Saturday, March 7, 2009

Planning and Planting

We made our first pilgrimage to the Curb Market this morning, and came home with the world's best pimento cheese ( from Real Catering-- studded with thick-cut bacon and with a hint of worcestershire!), some trailing rosemary--something I've never seen before--and a new Provence lavender. With temperatures in the 70's and a spring wind blowing, I set out to do what I've put off for too long-- mapping out the garden in my sketchbook. This past autumn's pregnancy kept me from spending much time in the garden, and I had to think very hard to remember what lies beneath the dried remnants of last summer's mulch.

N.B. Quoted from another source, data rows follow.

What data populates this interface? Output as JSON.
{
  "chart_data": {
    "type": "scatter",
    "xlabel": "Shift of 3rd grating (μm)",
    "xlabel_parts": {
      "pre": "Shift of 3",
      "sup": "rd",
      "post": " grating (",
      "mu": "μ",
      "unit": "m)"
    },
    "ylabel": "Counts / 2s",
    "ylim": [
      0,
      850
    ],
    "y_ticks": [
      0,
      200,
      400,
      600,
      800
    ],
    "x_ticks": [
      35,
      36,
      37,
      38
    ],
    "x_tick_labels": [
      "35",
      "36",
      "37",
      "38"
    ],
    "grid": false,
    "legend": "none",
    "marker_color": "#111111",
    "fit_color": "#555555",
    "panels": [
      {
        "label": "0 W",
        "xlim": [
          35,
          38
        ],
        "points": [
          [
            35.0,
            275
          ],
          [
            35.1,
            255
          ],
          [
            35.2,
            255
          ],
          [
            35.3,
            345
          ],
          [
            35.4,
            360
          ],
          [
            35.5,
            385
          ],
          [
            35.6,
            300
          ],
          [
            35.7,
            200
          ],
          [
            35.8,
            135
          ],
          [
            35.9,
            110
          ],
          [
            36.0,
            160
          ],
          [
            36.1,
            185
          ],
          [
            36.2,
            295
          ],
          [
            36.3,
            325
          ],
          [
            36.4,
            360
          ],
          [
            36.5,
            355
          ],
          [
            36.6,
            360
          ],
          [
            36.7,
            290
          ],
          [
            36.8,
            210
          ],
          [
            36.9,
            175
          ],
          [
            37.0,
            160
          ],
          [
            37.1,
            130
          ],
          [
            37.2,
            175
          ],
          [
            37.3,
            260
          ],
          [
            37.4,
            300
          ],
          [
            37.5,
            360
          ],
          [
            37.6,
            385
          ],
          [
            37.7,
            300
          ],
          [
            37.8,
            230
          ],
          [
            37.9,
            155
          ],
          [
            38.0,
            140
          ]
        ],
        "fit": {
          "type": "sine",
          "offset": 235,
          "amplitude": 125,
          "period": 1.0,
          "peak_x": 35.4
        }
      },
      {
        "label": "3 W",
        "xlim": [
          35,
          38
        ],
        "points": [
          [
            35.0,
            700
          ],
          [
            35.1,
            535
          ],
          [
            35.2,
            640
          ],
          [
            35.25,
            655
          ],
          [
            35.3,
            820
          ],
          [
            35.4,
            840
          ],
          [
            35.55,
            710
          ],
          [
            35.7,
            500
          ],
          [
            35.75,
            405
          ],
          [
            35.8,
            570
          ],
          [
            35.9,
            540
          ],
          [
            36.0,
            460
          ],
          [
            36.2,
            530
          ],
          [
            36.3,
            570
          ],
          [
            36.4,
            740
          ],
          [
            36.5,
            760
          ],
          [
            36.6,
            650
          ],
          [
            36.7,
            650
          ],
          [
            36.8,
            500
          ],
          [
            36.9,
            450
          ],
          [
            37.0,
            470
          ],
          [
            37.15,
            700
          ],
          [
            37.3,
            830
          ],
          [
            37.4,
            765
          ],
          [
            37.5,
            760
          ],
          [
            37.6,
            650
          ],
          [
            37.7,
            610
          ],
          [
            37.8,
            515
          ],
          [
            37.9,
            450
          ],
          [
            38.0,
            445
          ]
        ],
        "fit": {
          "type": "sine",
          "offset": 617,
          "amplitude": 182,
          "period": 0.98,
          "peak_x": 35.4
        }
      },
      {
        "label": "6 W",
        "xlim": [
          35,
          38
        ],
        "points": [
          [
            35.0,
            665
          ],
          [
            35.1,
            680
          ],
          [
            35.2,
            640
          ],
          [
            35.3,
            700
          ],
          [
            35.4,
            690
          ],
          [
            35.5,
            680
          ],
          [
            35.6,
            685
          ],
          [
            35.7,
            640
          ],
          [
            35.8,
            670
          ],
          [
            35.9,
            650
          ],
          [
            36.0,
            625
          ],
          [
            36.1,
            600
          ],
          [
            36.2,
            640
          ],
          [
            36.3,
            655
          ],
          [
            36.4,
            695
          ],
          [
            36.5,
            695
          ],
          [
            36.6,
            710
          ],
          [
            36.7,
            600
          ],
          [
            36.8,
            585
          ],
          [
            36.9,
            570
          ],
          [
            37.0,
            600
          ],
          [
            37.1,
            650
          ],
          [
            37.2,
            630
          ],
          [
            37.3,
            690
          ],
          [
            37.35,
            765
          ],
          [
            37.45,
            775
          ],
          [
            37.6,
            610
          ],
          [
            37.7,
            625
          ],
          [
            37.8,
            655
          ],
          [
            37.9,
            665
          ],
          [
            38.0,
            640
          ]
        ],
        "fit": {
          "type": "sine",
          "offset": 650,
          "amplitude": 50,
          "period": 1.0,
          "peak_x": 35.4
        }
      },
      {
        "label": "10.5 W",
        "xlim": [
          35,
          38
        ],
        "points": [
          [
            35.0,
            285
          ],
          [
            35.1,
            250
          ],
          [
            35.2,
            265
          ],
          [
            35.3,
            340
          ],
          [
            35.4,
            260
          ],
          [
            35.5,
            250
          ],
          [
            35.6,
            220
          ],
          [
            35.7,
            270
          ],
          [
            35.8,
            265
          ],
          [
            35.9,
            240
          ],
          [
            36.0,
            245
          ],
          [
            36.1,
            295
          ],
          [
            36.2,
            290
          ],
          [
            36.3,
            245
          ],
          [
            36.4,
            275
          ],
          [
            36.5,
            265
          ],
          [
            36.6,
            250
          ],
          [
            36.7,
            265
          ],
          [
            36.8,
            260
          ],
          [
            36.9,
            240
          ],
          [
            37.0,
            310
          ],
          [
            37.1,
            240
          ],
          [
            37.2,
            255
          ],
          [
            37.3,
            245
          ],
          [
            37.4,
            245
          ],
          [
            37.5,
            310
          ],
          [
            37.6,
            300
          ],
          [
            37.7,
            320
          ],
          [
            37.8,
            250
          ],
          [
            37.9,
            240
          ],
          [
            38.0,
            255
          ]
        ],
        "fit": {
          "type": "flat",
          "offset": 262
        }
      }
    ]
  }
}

Our garden is filled with pass-along plants-- some with their roots as far back as my great-great-Grandmother's garden. When we sold our old house two years ago we actually dug up more yard than we left, and many of those plants have found their home in the garden of the new house. These bearded iris-- white with pale-purple hearts-- were rescued from a thick layer of undergrowth at the old house. A climbing pink rose-- grown from a clipping my own mother took from a wild bush while she was pregnant with me-- that has grown on the fence of every home I've ever lived in is putting out its first growth of the season. And peonies from my grandparents' farm are peeking through the earth. My mind is filled with plans and my hands are deep in the dirt. Life is good, good.


Not just a talented poet and a brilliant attorney-- he builds fences, too! A corner of one of Adam's beautiful creations.